If the system crashes just after the RDB snapshot file is created, Redis will lose the data that the main thread modified during the snapshot.

In addition, there is an extreme case when copying while writing.

When Redis forks RDB persistence, the primary and child processes share the same physical memory, but along the way the primary process processes a write operation, modifying the shared memory, so that the physical memory of the currently modified data is copied.

In the extreme case, if all shared memory is modified, the memory footprint is twice as large.

Therefore, in the scenario where many write operations are performed, pay attention to memory changes during the snapshot process to prevent memory usage from being full.

RDB and AOF

Although RDB is faster than AOF in data recovery, the frequency of snapshots is difficult to determine:

  • If the frequency is too low, a large amount of data may be lost once the server breaks down between snapshots.
  • If the frequency is too high, frequent writing to disk and creating child processes can incur additional performance overhead.

Is there any method that not only has the advantage of RDB recovery speed, but also has the advantage of AOF losing less data?

Of course there is, that is to use RDB and AOF together, this method is introduced in Redis 4.0, this method is called mixing AOF log and memory snapshot, also known as mixed persistence.

To enable mixed persistence, set the following configuration item to yes in the Redis configuration file:

aof-use-rdb-preamble yes
Copy the code

Hybrid persistence works in the AOF log rewrite process.

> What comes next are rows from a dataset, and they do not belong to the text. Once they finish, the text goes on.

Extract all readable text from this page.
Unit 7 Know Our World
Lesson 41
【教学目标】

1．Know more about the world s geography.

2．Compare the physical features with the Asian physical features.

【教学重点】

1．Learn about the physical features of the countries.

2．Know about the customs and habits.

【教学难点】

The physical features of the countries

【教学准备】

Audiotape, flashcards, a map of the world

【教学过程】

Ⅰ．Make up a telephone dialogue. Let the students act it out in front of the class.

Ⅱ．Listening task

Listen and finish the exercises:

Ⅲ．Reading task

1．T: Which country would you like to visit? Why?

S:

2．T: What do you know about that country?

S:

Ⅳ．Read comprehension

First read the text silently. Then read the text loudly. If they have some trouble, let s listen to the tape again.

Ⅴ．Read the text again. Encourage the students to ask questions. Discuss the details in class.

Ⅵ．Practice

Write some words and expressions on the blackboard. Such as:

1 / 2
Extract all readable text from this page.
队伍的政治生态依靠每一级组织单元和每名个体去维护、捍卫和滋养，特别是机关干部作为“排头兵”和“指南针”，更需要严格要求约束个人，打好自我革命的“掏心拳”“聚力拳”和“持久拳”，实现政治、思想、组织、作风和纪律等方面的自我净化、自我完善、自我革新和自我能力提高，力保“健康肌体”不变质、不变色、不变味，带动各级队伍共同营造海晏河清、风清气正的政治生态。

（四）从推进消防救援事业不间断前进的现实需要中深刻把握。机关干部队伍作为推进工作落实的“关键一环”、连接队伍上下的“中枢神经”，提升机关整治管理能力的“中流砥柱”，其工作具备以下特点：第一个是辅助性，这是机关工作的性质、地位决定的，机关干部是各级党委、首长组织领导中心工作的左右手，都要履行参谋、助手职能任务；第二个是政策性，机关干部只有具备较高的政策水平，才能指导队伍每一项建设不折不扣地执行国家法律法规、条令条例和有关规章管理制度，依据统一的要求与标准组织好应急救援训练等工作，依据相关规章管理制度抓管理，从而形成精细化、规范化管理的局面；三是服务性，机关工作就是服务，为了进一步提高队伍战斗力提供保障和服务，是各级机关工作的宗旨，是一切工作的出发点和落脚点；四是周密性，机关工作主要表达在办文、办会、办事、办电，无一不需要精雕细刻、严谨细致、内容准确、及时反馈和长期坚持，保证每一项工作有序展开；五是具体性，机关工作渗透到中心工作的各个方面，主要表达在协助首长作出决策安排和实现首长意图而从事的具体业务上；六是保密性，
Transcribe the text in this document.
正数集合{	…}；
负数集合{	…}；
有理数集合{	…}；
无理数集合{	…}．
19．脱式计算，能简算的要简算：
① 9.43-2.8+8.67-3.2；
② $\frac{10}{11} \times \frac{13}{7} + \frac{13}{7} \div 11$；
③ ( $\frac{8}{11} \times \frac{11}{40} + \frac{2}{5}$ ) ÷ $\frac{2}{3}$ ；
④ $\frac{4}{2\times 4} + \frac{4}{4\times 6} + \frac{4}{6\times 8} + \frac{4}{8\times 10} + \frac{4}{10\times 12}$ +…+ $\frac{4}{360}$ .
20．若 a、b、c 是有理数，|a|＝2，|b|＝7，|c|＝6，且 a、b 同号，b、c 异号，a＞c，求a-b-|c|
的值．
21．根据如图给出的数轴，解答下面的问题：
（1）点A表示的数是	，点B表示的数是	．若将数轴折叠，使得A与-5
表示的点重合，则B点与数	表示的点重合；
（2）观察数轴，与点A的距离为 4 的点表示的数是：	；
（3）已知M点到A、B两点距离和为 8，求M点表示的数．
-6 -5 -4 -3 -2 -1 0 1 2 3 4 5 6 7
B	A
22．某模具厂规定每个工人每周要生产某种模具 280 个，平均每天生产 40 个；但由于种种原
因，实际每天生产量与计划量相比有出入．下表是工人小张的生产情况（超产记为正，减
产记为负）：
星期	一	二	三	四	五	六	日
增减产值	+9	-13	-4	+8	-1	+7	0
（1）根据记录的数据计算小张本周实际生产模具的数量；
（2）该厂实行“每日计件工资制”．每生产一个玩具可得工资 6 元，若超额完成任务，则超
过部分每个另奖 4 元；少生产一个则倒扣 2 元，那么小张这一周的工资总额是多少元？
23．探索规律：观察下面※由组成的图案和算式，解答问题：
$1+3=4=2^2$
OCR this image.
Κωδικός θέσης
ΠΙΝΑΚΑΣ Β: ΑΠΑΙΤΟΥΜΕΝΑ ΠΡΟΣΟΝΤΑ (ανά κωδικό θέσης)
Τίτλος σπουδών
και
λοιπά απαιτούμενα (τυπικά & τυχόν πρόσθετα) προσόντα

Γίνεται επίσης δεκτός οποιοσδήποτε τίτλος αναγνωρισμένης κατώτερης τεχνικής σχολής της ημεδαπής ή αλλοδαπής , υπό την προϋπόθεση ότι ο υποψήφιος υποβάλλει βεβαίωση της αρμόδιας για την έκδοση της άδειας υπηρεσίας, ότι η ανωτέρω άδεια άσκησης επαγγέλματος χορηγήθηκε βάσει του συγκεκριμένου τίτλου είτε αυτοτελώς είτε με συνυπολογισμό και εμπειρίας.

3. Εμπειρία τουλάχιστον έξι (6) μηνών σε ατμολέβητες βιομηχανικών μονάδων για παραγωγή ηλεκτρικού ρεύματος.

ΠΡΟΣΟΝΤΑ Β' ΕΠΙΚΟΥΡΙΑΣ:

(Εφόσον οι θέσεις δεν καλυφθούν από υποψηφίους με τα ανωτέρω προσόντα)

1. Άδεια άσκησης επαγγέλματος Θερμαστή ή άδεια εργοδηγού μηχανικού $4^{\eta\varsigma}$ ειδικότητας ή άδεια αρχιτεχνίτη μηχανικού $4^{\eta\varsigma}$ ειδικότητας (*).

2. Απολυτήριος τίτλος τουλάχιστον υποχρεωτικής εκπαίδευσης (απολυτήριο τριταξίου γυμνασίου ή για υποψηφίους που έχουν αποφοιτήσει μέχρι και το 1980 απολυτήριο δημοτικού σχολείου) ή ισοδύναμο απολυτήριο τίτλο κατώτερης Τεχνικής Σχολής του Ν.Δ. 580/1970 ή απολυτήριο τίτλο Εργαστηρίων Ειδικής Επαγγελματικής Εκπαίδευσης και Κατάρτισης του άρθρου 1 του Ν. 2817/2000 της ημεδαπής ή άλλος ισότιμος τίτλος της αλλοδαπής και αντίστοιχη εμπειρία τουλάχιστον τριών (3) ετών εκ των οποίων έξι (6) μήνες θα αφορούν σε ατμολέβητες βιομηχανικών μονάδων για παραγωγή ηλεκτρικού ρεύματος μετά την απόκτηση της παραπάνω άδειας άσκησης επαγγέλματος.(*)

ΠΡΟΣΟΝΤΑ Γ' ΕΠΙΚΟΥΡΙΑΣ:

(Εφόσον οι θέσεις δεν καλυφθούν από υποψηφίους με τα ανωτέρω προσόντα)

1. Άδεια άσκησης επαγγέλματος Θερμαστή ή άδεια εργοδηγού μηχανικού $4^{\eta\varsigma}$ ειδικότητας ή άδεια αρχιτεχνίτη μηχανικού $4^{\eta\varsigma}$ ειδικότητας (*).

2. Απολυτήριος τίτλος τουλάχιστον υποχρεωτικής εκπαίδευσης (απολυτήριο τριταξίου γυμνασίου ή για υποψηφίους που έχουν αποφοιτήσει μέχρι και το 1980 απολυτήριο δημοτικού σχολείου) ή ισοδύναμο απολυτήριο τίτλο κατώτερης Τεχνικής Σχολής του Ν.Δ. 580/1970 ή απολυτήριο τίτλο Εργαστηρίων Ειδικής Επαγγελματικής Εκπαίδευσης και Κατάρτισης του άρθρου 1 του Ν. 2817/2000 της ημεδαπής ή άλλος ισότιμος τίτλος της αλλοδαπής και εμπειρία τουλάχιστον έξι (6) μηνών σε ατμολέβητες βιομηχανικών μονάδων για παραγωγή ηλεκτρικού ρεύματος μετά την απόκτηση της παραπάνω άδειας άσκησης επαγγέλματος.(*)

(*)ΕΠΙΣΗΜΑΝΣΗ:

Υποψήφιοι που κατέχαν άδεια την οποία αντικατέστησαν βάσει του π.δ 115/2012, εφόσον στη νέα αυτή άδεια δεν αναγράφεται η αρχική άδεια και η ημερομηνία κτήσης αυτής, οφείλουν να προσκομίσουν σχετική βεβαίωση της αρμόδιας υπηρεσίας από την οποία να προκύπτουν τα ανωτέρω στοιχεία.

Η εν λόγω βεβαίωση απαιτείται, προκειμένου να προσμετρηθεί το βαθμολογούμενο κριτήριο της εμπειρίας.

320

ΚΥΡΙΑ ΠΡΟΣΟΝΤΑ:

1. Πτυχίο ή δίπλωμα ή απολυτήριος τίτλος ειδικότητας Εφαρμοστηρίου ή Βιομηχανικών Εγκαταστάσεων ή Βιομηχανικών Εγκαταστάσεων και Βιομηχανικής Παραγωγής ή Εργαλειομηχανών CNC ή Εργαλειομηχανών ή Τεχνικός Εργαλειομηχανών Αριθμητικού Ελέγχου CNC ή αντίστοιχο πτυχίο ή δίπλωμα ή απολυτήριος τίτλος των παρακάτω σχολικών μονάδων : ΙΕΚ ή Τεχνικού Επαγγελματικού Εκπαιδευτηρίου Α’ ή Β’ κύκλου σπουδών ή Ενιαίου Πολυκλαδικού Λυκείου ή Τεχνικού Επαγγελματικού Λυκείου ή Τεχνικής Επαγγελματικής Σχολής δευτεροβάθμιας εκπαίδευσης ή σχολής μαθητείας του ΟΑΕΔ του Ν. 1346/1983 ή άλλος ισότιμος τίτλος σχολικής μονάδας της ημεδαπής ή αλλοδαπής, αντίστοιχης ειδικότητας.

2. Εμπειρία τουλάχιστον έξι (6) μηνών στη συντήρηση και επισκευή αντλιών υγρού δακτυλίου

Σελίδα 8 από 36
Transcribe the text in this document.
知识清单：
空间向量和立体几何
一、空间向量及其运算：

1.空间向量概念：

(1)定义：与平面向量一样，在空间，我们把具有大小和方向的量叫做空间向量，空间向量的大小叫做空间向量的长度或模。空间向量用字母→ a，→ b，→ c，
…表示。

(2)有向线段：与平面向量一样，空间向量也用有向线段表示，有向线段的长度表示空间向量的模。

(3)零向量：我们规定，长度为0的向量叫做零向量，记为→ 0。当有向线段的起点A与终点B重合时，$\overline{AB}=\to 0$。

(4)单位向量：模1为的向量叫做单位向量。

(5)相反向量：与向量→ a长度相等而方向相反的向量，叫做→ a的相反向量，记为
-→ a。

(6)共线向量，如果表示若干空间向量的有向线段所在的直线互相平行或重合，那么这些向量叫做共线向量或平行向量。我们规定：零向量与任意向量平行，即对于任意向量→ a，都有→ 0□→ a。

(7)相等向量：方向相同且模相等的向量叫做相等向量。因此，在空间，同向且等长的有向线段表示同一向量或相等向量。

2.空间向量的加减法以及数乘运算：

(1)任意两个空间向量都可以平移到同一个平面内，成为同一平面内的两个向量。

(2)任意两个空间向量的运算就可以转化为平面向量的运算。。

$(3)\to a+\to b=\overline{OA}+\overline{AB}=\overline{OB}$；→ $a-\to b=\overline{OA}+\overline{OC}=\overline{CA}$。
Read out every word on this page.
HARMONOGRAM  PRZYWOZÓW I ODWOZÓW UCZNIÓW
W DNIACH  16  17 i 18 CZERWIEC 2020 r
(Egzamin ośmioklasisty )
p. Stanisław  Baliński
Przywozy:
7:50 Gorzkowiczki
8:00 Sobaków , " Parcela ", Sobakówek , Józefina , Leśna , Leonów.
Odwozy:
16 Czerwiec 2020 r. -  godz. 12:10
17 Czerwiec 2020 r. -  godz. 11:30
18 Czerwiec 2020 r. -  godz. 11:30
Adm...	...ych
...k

When mixed persistence is enabled, when the AOF overwrite log is forked, the overwrite child will first write the memory data shared with the main thread to the AOF file in RDB mode, and then the operation commands processed by the main thread will be recorded in the overwrite buffer. The delta command in the rewrite buffer is written to the AOF file as AOF, and the main process is told to replace the old AOF file with a new AOF file in both RDB and AOF formats.

That is, with mixed persistence, the first half of an AOF file is full data in RDB format and the second half is incremental data in AOF format.

The advantage of this is that when rebooting Redis to load data, the first half of the data is RDB content, so the load time is very fast.

After the content of RDB is loaded, the content of the second half of AOF will be loaded. The content here is the operation command processed by the main thread during the rewriting of AOF by the subprocess of Redis backend, which can make the data less lost.


Recommended reading

The illustration Reids | AOF persistence

Graphic Reids | avalanche, breakdown, traditional cache


Looking back, I found that this article is very few pictures ah, not the graphical tool name ha ha.

Compare rush, did not go to elaborate technical diagram, but the text description is still very smooth, easy to understand, hee hee.